After reaching the parking lot at the top of Dante's View, I can understand why no trailers should be pulled up here. Most of the drive is pretty easy, but the last half-mile or so is full of sharp, steep bends as the road winds around a small peak to get to the top. The view from up here is truly amazing, and possibly offers the best panoramic possible of the whole of Death Valley. Badwater Basin is fairly obvious in the foreground a few thousand feet below, but Mt. Whitney requires a bit more work to find. The range directly to the west of Death Valley is the Panamint Range, and while very scenic and even snow-covered does not reach the heights of the Sierra Nevada Range further to the west. However, if you follow the ridgeline with your eyes on a clear day (like today), you will eventually see distant snow-covered peaks above the Panamint range. I'm told this is Mt. Whitney, which lies about 85 miles to the northwest (though at this distance and from this angle, I can't confirm that myself). Amazing!

 
I take a quick hike out to another connected peak where enthusiasts are taking pictures of the length of the massive valley below, and then return to my jeep for the drive down.

Titus Canyon (Death Valley National Park, California)

 
Winter in Reno, where I have lived for several years, is normally a time of few hikes and outdoor adventures due to most of the mountain passes being closed off. One destination that is an exception to this thinking is Death Valley. In fact, visiting this park in winter is the ideal season due to the incredibly high summer temperatures (exceeding 125 degrees at times). A gentlemen that I work with at my new job has spent a great deal of time in Death Valley over the years and suggested a couple of points of interest that I have not visited on my previous trips to the park.



The first of these was Titus Canyon, which I had always been curious about. The exit of the canyon is well signed driving from Scotty's Castle to Furnace Creek, but prior to planning this trip, I had not looked into where the canyon drive started. In fact, it begins outside of the park near the town of Beatty, NV. From Beatty, head east on hightway 374. After about five miles you will pass a right turn that leads to the ghost town of Rhyolite, and another three or so miles past this turn, you will encounter another turn of listed as Titus Canyon. The sign recommends a high clearance 4x4 for this road and I would agree with the assessment, as it is rocky, windy, and steep in some areas. It is also one way, heading west, into the park. The first several miles are relatively tame (though there are some sharp and steep turns) as you cross a small mountain range before entering Titus Canyon itself.

 
Once inside the canyon, you will drive down a wash, which presumably carved the canyon over the millenia, that has been somewhat leveled to serve as a loose gravel road. Passing through the narrow canyon, you will be in awe of the shear cliffs on either side.

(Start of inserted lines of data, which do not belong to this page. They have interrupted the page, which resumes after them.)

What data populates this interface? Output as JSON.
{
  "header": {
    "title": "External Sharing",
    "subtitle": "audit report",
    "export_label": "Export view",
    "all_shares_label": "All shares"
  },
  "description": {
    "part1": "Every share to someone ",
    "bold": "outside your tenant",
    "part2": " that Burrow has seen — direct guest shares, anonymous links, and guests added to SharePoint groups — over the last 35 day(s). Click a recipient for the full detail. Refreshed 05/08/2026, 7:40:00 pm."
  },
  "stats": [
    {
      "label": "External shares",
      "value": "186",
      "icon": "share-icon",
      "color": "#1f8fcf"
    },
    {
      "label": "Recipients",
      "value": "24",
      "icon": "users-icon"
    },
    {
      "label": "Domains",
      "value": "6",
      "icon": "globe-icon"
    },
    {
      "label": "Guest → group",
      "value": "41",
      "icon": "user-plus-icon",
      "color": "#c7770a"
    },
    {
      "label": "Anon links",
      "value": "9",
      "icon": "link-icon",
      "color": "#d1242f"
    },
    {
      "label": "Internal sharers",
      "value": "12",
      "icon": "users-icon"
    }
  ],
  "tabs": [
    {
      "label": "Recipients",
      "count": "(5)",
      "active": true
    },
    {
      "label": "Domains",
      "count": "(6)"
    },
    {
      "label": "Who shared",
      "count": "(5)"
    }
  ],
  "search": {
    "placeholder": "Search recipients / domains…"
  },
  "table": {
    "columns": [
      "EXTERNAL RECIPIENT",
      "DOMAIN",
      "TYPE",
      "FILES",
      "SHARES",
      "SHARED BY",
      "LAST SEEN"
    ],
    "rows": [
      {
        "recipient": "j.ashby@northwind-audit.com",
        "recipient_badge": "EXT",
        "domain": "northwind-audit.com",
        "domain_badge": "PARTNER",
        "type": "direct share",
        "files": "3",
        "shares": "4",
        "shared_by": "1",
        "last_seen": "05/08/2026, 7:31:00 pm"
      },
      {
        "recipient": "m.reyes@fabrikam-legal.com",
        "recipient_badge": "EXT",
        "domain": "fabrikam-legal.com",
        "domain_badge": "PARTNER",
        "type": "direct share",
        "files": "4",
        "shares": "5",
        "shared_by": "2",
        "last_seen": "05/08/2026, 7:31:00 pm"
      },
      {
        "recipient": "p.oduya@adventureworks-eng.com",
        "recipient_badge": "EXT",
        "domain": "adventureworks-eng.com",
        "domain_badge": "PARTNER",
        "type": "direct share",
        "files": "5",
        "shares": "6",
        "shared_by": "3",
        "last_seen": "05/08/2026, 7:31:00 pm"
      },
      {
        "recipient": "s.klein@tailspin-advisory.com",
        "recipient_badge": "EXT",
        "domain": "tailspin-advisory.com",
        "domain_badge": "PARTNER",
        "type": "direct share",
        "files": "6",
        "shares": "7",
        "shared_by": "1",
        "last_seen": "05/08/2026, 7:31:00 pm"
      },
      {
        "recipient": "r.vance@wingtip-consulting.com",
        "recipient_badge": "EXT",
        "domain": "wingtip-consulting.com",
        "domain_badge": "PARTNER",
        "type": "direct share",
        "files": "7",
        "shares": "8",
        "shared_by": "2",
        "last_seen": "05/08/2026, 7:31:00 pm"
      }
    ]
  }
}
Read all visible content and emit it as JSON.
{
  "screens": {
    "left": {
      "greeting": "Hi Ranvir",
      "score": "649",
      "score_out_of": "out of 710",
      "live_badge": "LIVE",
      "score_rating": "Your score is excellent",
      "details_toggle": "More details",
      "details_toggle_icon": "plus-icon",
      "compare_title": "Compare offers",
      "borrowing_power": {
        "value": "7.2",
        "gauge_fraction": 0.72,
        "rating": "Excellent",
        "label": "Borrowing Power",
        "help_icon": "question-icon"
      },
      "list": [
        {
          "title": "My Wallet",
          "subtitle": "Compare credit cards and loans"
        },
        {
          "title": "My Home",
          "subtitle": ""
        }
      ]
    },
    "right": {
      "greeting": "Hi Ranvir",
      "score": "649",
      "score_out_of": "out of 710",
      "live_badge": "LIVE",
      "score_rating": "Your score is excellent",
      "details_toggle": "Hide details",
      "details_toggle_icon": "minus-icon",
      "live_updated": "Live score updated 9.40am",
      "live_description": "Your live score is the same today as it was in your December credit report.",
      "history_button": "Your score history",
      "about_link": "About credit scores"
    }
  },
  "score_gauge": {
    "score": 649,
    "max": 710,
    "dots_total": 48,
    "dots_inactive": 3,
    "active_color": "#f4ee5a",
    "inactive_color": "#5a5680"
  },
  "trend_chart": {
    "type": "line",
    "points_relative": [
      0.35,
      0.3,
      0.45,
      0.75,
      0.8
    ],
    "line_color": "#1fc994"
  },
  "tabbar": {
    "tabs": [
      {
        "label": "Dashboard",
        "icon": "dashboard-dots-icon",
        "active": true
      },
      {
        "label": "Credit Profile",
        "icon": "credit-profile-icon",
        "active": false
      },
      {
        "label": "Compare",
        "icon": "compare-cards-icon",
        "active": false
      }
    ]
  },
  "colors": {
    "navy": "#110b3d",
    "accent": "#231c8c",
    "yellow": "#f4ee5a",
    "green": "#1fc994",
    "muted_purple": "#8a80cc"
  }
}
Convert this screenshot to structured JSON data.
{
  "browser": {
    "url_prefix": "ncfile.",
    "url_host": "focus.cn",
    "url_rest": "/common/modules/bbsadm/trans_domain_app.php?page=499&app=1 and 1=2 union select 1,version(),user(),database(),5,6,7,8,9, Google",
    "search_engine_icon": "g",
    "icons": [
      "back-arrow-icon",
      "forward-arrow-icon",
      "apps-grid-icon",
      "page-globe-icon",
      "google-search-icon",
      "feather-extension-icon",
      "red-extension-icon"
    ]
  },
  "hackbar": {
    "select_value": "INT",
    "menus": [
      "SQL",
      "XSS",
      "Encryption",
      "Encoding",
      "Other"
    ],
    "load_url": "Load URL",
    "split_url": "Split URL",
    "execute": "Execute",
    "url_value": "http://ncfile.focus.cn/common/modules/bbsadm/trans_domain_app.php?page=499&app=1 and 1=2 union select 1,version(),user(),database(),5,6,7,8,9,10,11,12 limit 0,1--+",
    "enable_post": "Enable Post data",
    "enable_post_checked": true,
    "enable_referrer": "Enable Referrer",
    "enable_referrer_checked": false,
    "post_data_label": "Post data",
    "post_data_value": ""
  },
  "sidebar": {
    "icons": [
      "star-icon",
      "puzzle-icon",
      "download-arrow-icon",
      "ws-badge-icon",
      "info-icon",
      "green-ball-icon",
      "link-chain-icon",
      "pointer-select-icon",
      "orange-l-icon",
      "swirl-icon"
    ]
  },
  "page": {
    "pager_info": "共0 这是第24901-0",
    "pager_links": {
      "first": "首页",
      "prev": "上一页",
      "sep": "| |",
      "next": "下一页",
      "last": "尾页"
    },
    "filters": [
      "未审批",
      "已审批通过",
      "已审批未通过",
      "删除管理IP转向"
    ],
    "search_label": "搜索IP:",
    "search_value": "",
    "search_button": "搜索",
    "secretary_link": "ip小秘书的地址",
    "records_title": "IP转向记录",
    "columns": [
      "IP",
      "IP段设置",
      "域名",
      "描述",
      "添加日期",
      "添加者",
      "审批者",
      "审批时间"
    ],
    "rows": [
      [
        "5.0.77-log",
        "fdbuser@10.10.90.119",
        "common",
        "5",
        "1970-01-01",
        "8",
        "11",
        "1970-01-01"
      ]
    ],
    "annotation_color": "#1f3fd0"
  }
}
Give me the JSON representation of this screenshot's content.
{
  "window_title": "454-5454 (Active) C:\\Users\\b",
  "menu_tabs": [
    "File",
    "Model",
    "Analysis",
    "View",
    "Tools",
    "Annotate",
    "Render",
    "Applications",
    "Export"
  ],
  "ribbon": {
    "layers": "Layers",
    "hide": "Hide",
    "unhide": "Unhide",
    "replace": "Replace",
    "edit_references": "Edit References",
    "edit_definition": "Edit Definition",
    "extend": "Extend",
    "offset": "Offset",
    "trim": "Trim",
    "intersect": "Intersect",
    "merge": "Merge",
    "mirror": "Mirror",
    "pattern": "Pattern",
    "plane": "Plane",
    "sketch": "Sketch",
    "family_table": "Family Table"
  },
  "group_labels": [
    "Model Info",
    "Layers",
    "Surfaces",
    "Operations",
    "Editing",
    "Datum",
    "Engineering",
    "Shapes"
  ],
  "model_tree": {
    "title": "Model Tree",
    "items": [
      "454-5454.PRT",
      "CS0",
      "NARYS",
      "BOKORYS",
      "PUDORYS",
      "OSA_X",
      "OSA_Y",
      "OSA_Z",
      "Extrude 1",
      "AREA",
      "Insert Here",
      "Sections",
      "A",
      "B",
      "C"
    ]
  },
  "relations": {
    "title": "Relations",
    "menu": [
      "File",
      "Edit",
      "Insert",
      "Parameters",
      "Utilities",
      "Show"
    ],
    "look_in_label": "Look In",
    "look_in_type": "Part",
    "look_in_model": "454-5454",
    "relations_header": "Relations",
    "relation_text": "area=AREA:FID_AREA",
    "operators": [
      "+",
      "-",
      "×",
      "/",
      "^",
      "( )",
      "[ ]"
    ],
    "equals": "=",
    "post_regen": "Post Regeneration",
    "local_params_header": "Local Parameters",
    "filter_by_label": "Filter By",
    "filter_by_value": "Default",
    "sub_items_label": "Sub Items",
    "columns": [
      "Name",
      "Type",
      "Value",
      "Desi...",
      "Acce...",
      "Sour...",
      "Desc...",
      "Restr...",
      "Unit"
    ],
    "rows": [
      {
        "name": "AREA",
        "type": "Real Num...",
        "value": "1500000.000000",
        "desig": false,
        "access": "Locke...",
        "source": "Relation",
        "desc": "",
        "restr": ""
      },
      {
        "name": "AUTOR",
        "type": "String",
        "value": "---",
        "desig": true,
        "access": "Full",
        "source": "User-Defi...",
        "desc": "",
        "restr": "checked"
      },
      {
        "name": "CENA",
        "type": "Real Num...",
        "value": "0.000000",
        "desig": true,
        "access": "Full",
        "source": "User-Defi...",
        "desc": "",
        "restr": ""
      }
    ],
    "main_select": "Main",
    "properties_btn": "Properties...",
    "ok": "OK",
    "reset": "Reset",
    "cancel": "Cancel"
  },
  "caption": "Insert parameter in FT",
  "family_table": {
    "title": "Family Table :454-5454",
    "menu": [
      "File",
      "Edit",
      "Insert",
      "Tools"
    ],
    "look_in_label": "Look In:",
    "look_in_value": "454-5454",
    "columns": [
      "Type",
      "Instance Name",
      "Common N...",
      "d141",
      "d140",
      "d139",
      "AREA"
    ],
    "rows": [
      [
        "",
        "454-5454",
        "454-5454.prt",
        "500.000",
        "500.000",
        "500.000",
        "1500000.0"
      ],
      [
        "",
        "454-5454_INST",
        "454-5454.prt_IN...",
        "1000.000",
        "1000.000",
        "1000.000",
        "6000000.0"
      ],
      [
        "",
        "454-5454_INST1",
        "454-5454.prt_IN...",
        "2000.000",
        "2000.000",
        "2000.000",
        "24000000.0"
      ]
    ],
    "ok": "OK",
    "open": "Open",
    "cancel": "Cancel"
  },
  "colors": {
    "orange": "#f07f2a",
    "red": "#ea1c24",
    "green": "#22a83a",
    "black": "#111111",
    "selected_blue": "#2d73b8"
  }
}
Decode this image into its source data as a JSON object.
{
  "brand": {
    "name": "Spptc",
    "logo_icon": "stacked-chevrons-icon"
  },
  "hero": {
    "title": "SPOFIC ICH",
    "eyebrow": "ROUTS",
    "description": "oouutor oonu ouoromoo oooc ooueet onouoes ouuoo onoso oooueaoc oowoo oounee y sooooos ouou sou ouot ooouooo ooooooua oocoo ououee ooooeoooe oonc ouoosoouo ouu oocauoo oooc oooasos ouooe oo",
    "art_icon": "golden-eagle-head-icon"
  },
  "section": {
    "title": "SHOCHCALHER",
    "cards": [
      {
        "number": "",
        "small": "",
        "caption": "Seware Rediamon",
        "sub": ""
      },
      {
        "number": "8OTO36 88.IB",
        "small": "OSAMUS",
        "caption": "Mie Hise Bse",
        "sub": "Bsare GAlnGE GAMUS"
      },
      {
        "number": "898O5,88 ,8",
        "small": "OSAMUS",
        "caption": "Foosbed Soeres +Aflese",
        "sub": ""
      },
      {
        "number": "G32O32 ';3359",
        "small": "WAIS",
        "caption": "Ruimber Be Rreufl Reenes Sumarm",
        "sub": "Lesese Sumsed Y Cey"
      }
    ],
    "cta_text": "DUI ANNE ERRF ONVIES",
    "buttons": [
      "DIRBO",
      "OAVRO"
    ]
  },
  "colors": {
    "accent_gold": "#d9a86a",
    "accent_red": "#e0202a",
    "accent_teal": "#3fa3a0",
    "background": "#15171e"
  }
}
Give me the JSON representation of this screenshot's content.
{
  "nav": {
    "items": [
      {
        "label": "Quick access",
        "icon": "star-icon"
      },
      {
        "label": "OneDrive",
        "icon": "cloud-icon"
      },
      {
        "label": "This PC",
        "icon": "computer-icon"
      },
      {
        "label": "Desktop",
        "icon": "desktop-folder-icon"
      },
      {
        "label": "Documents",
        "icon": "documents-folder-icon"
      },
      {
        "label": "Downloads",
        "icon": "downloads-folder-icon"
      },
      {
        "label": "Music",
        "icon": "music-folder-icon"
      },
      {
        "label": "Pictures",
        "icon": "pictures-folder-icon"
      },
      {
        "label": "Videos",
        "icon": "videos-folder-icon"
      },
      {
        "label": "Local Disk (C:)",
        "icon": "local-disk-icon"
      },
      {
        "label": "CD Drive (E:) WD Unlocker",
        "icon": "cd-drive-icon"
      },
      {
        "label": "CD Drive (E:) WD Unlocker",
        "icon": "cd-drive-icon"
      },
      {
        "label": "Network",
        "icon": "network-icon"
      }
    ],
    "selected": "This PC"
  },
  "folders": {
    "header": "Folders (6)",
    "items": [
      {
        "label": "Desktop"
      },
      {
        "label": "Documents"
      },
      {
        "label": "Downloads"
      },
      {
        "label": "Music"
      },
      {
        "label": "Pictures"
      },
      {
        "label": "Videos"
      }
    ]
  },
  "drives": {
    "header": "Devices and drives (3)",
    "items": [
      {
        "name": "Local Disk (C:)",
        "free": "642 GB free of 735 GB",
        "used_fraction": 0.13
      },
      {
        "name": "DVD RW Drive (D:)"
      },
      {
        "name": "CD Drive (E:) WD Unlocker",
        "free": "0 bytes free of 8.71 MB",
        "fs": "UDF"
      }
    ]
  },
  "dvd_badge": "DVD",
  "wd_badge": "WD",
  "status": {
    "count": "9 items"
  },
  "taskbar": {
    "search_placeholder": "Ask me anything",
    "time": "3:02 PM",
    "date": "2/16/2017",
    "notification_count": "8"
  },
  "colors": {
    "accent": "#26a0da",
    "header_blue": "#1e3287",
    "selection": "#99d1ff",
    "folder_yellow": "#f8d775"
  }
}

I wish it had been a bit warmer so I could have taken the top down on my jeep, but the sunlight in this narrow winding pass keeps the temperature pretty cool. No worries though, I only saw one other vehicle during the entire 27 mile drive and so, was able to take ample opportunities to get out of the vehicle and get some pictures. As the drive itself was pretty breathtaking, I decided to attempt to film some of it as well using the video feature on my camera.


I was also suprised to see a small petroglyph site about midway through the canyon. A sign on the right side of the road asks visitors to preserve the site. A bit further, and nearing the end of the canyon, it gets more narrow as it winds to and fro through the cliffsides. Finally, it releases the traveler to a gated parking lot where hikers can begin the trail through the canyon on foot.

 
This was a specacular drive and while not overly rough for my jeep, I'm reminded of how much I love rubicon. I would strongly recommend this drive to anyone with the appropriate vehicle. It's definitely worth it.